We are pleased to invite you to an online seminar on cultural value and public perception of cultural policy in the UK and Japan. This seminar will discuss key findings from two public opinion surveys carried out in the two countries in the summer of 2022. The surveys were part of the UKRI-JSPS Sustainable Cultural Futures project, the first major UK-Japan research collaboration in cultural policy (2022-2025). They had questions on cultural engagement, the public’s understanding of cultural policy and funding, their recognition of cultural value and their social participation and happiness. Our previous seminar (December 2022) looked at the key findings of cultural engagement. In this seminar, we will focus on the public’s view of cultural value and cultural policy in the UK (England) and the analysis of cultural value judgement in Japan. The whole seminar will be simultaneously translated from English/Japanese to Japanese/English. This event is supported by the Economic and Social Research Council via the Fund for International Collaboration [Grant Ref: ES/W011891/1].

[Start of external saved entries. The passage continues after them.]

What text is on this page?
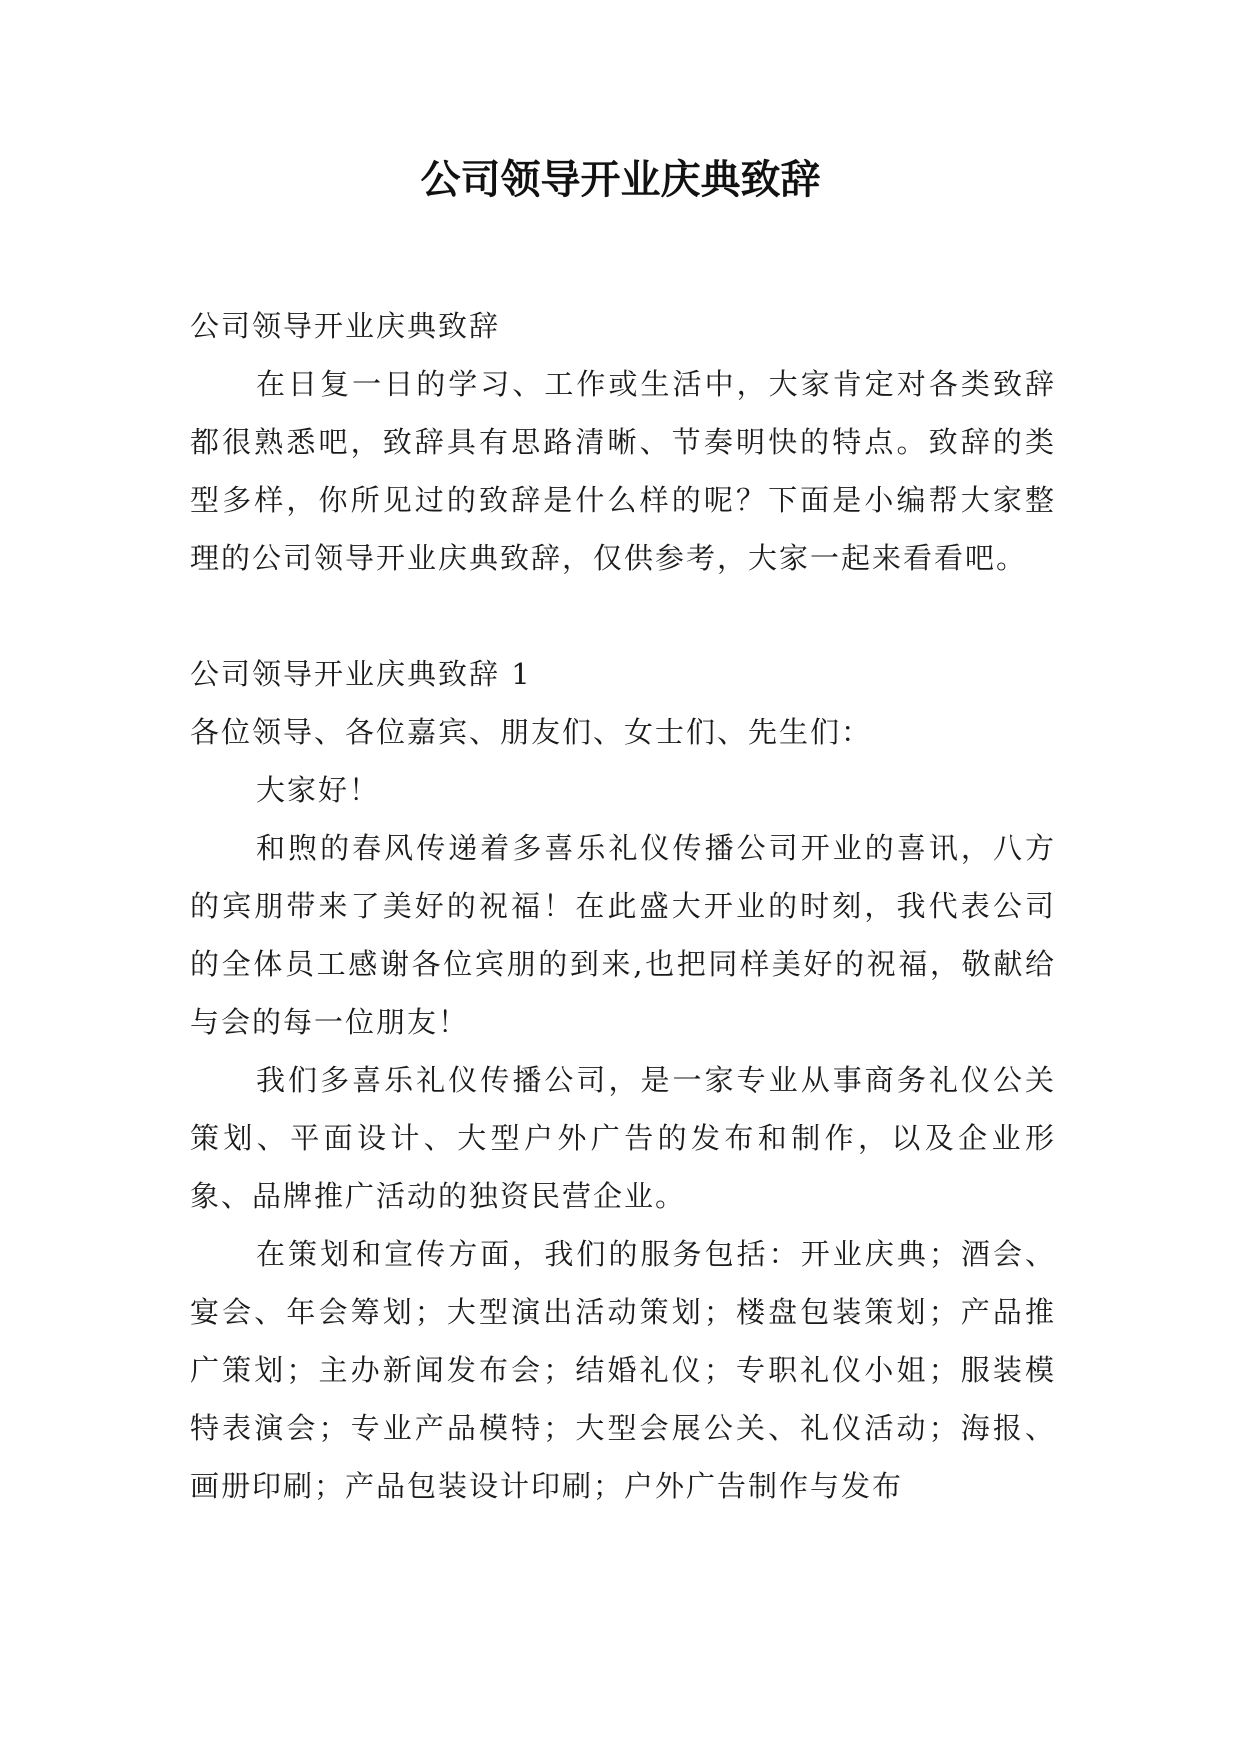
公司领导开业庆典致辞

公司领导开业庆典致辞

在日复一日的学习、工作或生活中，大家肯定对各类致辞都很熟悉吧，致辞具有思路清晰、节奏明快的特点。致辞的类型多样，你所见过的致辞是什么样的呢？下面是小编帮大家整理的公司领导开业庆典致辞，仅供参考，大家一起来看看吧。

公司领导开业庆典致辞 1

各位领导、各位嘉宾、朋友们、女士们、先生们：

大家好！

和煦的春风传递着多喜乐礼仪传播公司开业的喜讯，八方的宾朋带来了美好的祝福！在此盛大开业的时刻，我代表公司的全体员工感谢各位宾朋的到来,也把同样美好的祝福，敬献给与会的每一位朋友！

我们多喜乐礼仪传播公司，是一家专业从事商务礼仪公关策划、平面设计、大型户外广告的发布和制作，以及企业形象、品牌推广活动的独资民营企业。

在策划和宣传方面，我们的服务包括：开业庆典；酒会、宴会、年会筹划；大型演出活动策划；楼盘包装策划；产品推广策划；主办新闻发布会；结婚礼仪；专职礼仪小姐；服装模特表演会；专业产品模特；大型会展公关、礼仪活动；海报、画册印刷；产品包装设计印刷；户外广告制作与发布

Introduction to presenters

Dr. Sana Kim
Sana Kim is a postdoctoral researcher in the Department of Culture, Media and Creative Industries at King’s College London. Within the broader focus on the creative industries/economies, she is interested in cultural policy, creative work, and ecologies/ecosystems. Her PhD explored the impacts of the capital city relocation in Kazakhstan in 1997 on the subsequent creative development of Kazakhstan’s new (Astana) and the former (Almaty) capital cities. After completing her PhD, she worked on a collaborative EU project titled DISCE (Developing Inclusive & Sustainable Creative Economies), which looked at improving creative economy growth across Europe.
Professor Tadashi Yagi
After receiving PhD in Economics from Nagoya University, Professor Yagi has been working in a range of areas of economics, including public economics, economics of inequality and cultural economics. He was a former President of the Japan Association of Cultural Economics. He has a variety of articles and publications, including the Kyoto Manifesto for Global Economics (Springer, 2018).
Professor David Throsby
David Throsby is a Distinguished Professor of Economics at Macquarie University. He holds a Master’s degree from the University of Sydney and a PhD from the London School of Economics. He is internationally recognised for his research and writing on the economics of art and culture. His current research interests include heritage economics, the creative industries, the economic circumstances of creative artists, the Indigenous art economy, culture in sustainable economic development, and the relationships between economic and cultural policy. He has published many books, papers and reports in these areas. His recent books Economics and Culture (2001), translated into eight languages, and The Economics of Cultural Policy (2010), were published by Cambridge University Press. With Professor Victor Ginsburgh, he has co-edited two volumes in the influential Handbooks in Economics series: the Handbooks of the Economics of Art and Culture, vol.1 (2006) and vol. 2 (2013), published by Elsevier/North-Holland.